While in Hong Kong, the Qi Opera Theatre of Hunan will showcase the rearranged version of the canonical work "Mu Lian Rescues His Mother", as well as operatic excerpts with spectacular stunts. Audiences will be fascinated by the visual ostentation and dramatic physical movements. Celebrated Qi opera artists performing in Hong Kong include Liu Dengxiong, Xiao Xiaobo, Zhang Shaojun, Li Heping, Jiang Shenguo and Zhang Shaobo.
The Qi Opera Theatre of Hunan was founded in 1960 and has won numerous awards over the years. The Theatre's "Mu Lian Rescues His Mother" at the 2nd Hunan Arts Festival won an award for Preserving an Intangible Cultural Heritage, a Tian Han Grand Award and nine other individual awards including director, music, choreography and performance awards. Another production "Becoming a Butterfly in a Dream" won a Tian Han Grand Award and 13 individual recognitions at the 3rd Hunan Arts Festival.
Details of the programme are as follows:
June 16 (Thursday), 7.30pm
Theatre, Hong Kong City Hall
Lecture Demonstration - The Theatrical Art of Qi Opera
June 17 (Friday), 7.30pm
Theatre, Hong Kong City Hall
Excerpts: "Wu Dalang Peddles Cakes", "The Wandering Busker", "Lady Zhaojun Going Beyond the Great Wall", "Fan Zhongyu Beaten and Thrown into a Crate", "Sima Shi Purges the Court", "A Dumb Man Carries His Crippled Sister", "Dong Hong Falls into a Pit" and "The Yellow Crane Tower"
June 18 (Saturday), 7.30pm
Theatre, Hong Kong City Hall
High-pitch full-length opera "Mu Lian Rescues His Mother"
Tickets for performances priced from $100 to $240, and tickets for the Lecture Demonstration priced at $50, are now available at URBTIX outlets, on the Internet and by credit card telephone booking. Half-price tickets are available for senior citizens aged 60 or above, people with disabilities, full-time students and Comprehensive Social Security Assistance (CSSA) recipients. (Limited tickets for full-time students and CSSA recipients.) Please refer to the programme booklet for group booking discount schemes of the Chinese Opera Festival programmes. (Discount for full-time students and group booking discount schemes are not applicable to the tickets for the Lecture Demonstration.)
For programme enquiries, please call 2268 7325 or visit www.lcsd.gov.hk/cp.
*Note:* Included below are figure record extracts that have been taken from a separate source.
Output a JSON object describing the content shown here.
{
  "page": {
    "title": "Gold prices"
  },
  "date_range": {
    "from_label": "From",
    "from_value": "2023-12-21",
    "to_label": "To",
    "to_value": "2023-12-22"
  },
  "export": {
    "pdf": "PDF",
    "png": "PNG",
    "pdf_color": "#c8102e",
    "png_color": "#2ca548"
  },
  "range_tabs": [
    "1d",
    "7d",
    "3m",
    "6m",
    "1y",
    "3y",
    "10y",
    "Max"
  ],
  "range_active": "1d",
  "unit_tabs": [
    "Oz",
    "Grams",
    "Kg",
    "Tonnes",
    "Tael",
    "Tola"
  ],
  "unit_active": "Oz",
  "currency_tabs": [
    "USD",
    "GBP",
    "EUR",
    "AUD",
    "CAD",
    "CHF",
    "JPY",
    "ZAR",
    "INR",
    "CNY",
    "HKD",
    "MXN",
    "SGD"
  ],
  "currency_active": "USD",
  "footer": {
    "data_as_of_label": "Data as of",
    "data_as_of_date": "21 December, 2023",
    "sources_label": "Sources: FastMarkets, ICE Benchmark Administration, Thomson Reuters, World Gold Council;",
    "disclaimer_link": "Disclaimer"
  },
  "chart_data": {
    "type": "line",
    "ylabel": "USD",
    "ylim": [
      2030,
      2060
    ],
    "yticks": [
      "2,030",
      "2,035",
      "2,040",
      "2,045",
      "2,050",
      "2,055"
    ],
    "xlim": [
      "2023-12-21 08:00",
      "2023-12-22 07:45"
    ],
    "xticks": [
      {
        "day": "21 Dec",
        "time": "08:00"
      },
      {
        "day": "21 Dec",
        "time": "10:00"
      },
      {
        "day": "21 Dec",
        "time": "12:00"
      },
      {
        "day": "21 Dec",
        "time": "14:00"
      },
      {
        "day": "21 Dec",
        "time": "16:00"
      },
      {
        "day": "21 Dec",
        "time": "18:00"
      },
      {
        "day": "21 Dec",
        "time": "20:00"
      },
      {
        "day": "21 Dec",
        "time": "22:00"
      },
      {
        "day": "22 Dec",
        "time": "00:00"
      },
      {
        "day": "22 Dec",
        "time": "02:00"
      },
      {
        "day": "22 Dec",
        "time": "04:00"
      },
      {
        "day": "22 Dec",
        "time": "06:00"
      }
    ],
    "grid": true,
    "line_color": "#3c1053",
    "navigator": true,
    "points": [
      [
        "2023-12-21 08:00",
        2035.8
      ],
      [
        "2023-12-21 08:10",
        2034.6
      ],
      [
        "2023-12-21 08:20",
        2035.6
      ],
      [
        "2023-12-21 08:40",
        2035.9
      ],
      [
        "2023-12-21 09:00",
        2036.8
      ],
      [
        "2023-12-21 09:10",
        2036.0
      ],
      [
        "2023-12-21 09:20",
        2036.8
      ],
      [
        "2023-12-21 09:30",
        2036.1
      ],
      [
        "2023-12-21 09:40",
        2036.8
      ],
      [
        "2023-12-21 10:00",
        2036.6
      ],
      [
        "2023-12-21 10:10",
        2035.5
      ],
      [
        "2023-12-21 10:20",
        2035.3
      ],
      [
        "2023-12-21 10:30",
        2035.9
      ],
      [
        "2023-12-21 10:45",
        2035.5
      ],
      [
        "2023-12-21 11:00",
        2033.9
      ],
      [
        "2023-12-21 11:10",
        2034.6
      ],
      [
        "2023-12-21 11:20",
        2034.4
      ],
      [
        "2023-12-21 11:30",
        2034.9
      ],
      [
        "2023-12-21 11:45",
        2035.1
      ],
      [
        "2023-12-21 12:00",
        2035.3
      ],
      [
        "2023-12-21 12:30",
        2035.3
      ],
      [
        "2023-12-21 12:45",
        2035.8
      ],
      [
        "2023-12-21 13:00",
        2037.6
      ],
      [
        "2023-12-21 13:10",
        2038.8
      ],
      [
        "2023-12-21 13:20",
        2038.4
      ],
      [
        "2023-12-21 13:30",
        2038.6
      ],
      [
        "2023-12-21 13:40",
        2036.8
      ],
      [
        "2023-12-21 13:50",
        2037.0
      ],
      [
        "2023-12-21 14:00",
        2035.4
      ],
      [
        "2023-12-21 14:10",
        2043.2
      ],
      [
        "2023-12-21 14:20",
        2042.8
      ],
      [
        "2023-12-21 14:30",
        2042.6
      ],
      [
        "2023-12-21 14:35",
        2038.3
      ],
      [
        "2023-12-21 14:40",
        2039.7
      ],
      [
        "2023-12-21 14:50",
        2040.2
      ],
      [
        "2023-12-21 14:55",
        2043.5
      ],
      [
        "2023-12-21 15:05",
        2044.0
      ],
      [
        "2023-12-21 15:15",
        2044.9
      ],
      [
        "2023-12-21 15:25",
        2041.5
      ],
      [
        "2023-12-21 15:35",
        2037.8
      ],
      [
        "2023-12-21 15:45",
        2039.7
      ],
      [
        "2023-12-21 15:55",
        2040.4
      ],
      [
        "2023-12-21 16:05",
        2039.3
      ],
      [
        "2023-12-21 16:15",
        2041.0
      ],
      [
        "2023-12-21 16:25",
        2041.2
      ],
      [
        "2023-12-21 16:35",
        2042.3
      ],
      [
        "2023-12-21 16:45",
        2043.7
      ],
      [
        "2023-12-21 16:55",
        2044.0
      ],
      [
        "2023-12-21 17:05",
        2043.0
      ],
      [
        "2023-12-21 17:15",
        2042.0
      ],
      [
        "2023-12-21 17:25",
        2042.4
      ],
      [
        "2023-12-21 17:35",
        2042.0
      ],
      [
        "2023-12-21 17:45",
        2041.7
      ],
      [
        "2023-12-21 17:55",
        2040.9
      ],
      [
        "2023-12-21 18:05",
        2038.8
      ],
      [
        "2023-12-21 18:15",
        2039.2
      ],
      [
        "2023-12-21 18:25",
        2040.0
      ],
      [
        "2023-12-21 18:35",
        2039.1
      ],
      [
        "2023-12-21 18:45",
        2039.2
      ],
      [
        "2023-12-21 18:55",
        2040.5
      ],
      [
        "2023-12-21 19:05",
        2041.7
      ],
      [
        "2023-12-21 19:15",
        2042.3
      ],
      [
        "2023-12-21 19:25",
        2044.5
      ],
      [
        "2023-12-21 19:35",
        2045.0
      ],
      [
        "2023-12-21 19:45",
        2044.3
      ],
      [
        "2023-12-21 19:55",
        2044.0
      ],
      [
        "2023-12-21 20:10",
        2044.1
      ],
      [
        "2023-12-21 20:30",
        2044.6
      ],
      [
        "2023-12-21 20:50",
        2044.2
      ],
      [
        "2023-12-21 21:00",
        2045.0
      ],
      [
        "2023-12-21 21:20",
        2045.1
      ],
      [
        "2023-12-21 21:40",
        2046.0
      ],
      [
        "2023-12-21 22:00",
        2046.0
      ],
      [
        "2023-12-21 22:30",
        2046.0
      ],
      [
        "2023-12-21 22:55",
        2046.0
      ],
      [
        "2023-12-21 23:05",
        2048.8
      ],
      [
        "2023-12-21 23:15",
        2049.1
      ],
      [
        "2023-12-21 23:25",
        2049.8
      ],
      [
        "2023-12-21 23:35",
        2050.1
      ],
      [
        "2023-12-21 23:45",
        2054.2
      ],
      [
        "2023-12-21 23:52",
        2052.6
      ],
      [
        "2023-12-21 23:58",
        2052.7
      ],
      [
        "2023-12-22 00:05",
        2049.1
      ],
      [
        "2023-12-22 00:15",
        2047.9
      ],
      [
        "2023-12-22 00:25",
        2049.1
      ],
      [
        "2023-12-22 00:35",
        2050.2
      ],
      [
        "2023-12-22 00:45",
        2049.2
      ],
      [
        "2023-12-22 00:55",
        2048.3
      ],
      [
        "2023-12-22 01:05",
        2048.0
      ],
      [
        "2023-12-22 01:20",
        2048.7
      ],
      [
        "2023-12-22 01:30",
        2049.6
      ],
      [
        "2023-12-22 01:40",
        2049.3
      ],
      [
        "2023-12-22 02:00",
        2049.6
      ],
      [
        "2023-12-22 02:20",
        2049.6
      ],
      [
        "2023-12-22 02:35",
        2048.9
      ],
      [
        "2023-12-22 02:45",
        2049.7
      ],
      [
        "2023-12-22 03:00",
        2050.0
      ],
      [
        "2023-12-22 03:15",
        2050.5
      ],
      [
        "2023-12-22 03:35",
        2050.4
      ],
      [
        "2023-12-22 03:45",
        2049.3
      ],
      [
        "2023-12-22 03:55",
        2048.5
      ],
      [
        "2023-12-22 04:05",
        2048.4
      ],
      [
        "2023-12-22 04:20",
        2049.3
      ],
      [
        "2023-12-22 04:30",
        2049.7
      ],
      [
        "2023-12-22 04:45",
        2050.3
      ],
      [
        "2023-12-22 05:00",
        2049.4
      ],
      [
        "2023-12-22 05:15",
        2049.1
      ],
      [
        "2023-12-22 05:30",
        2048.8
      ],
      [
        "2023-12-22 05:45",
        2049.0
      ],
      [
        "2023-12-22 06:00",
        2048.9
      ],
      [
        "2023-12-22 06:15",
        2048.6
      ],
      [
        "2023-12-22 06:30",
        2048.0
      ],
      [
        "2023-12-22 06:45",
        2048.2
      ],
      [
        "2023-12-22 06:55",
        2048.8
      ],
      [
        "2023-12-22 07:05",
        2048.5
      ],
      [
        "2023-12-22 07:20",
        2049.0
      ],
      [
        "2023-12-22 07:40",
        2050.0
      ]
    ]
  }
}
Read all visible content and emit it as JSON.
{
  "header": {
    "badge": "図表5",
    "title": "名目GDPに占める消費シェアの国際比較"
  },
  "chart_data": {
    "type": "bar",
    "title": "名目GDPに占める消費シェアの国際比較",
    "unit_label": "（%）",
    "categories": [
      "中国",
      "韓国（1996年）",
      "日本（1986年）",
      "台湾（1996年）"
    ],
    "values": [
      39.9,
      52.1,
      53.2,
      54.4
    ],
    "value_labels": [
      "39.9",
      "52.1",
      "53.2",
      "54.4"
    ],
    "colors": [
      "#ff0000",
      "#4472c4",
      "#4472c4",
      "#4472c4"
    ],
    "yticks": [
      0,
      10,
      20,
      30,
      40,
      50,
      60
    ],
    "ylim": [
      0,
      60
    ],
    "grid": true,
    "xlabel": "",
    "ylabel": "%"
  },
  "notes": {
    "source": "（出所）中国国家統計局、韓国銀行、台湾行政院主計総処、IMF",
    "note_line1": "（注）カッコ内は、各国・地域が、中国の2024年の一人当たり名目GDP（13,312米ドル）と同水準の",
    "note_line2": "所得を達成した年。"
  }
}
For ticketing enquiries, please call 2734 9009. For credit card telephone bookings, please call 2111 5999. For Internet bookings, please visit www.urbtix.hk.
To enhance understanding of the theatrical art of Qi opera, a lecture and demonstration including performance of the opera excerpt "The Drunken Lu Zhishen Wreaking Havoc at the Monastery" will be held on June 16. A centrepiece in the stock repertoire for actors in "hualian" (painted face) roles, this excerpt demonstrates masterly skills in Qi opera using the eyes, facial expressions, footwork and the abdomen. It also spotlights the acrobatic act in which the actor performs the postures of the "Eighteen Arhats" while standing on one leg. It has inspired similar excerpts in Hunan opera and "kunqu".